"The Ballad of Davy Crockett" was written by George Bruns (not Burns!) and Thomas W. Blackburn, both of them artists working at Disney Studios. There were actually three versions released close together: one by actor Fess Parker, this one by actor/singer Bill Hayes, and one by singer/actor Tennessee Ernie Ford (most memorable today as "Cousin Ernie" from the TV series I Love Lucy). Since Hayes' version went #1, we'll award the crown to him.
Of course, this song existed to market Disney's 1955 film Davy Crockett, King of the Wild Frontier, which was based on the already-successful Disney TV series Davy Crockett.
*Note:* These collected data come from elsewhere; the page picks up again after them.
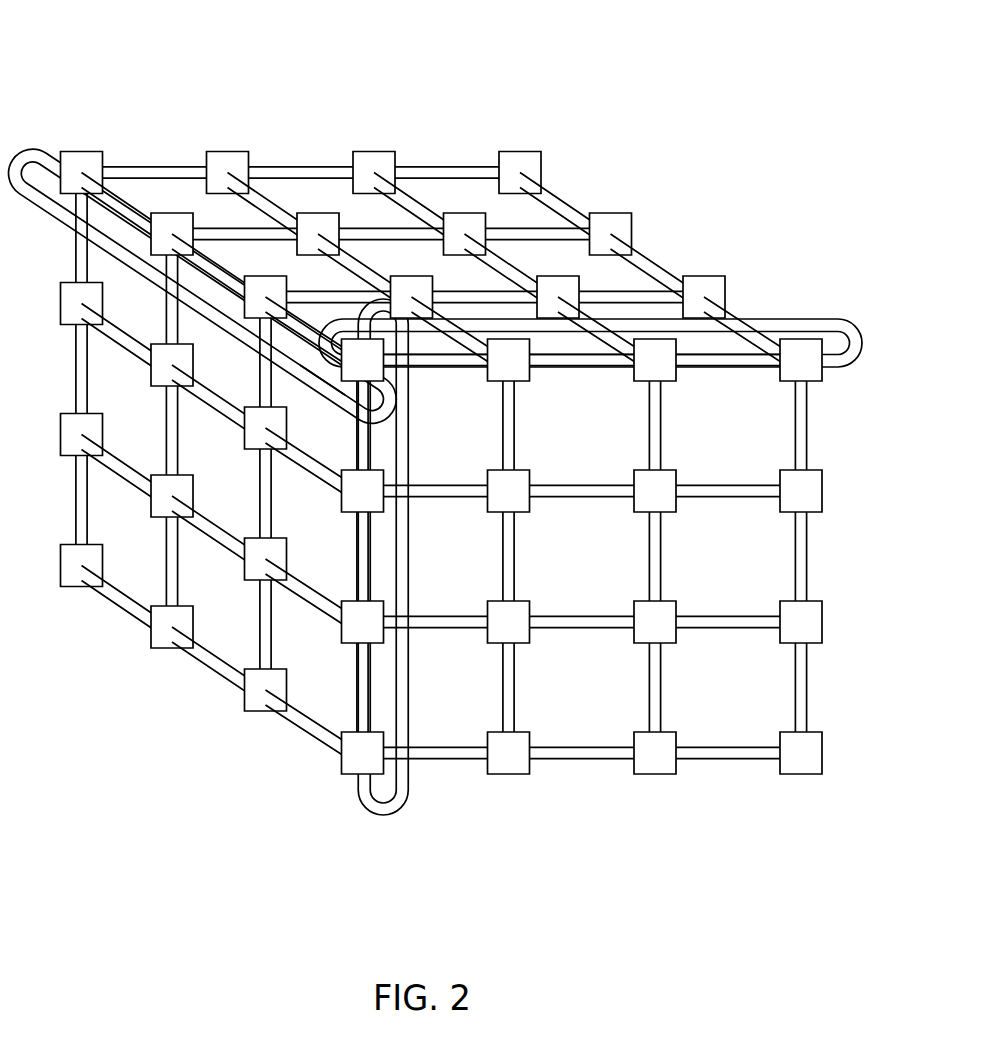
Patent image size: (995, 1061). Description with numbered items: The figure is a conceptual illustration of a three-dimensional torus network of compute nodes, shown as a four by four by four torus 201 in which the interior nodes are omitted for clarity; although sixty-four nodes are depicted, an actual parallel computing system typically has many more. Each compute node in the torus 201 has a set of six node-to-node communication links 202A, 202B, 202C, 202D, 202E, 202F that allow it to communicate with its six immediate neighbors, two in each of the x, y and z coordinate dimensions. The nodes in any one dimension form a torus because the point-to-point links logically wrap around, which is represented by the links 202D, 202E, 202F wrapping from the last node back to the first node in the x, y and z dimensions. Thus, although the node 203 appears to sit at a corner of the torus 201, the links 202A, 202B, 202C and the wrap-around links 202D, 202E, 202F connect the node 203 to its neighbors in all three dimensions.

The torus 201 is at (585, 79).
The node-to-node communication link 202A is at (429, 368).
The node-to-node communication link 202B is at (370, 447).
The node-to-node communication link 202C is at (308, 322).
The wrap-around link 202D is at (820, 318).
The wrap-around link 202E is at (382, 815).
The wrap-around link 202F is at (27, 148).
The node 203 is at (327, 383).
In fact, Disney was doing everything it could to stir up "Crockett fever," including marketing coonskin caps. Of course, the Disneyland theme park had "Davy Crockett explorer canoes" in the Tom Sawyer's island area as well.
This song, and the coonskin cap that became its emblem, are briefly referenced in the film Back to the Future, which is after all set partly in 1955.
What! Did you think that Davy Crockett was a myth, a mere American folk legend akin to Paul Bunyan? For your information, he was a noted frontiersman, soldier and politician, who served in the Texas Revolution and died at the battle of the Alamo. Not to mention serving as a member of the US House of Representatives for two terms, Tennessee's 9th district 1827-1831, and Tennessee's 12th district 1833-1835. OK, we'll grant you that, kind of like an early American frontier Chuck Norris, the tales about him got a little tall - we'll forgive you if you're skeptical about ursine slaughter at age three. But he was a real man whose real signature is on real US government documents and whose real ashes are somewhere in the Alamo vicinity (Santa Anna was sloppy with his grave-marking), and even has a real town in Texas named after him.
Oh, the actor... we mean singer... Bill Hayes is also better known for his role as "Doug Williams" on the NBC TV soap opera Days of Our Lives.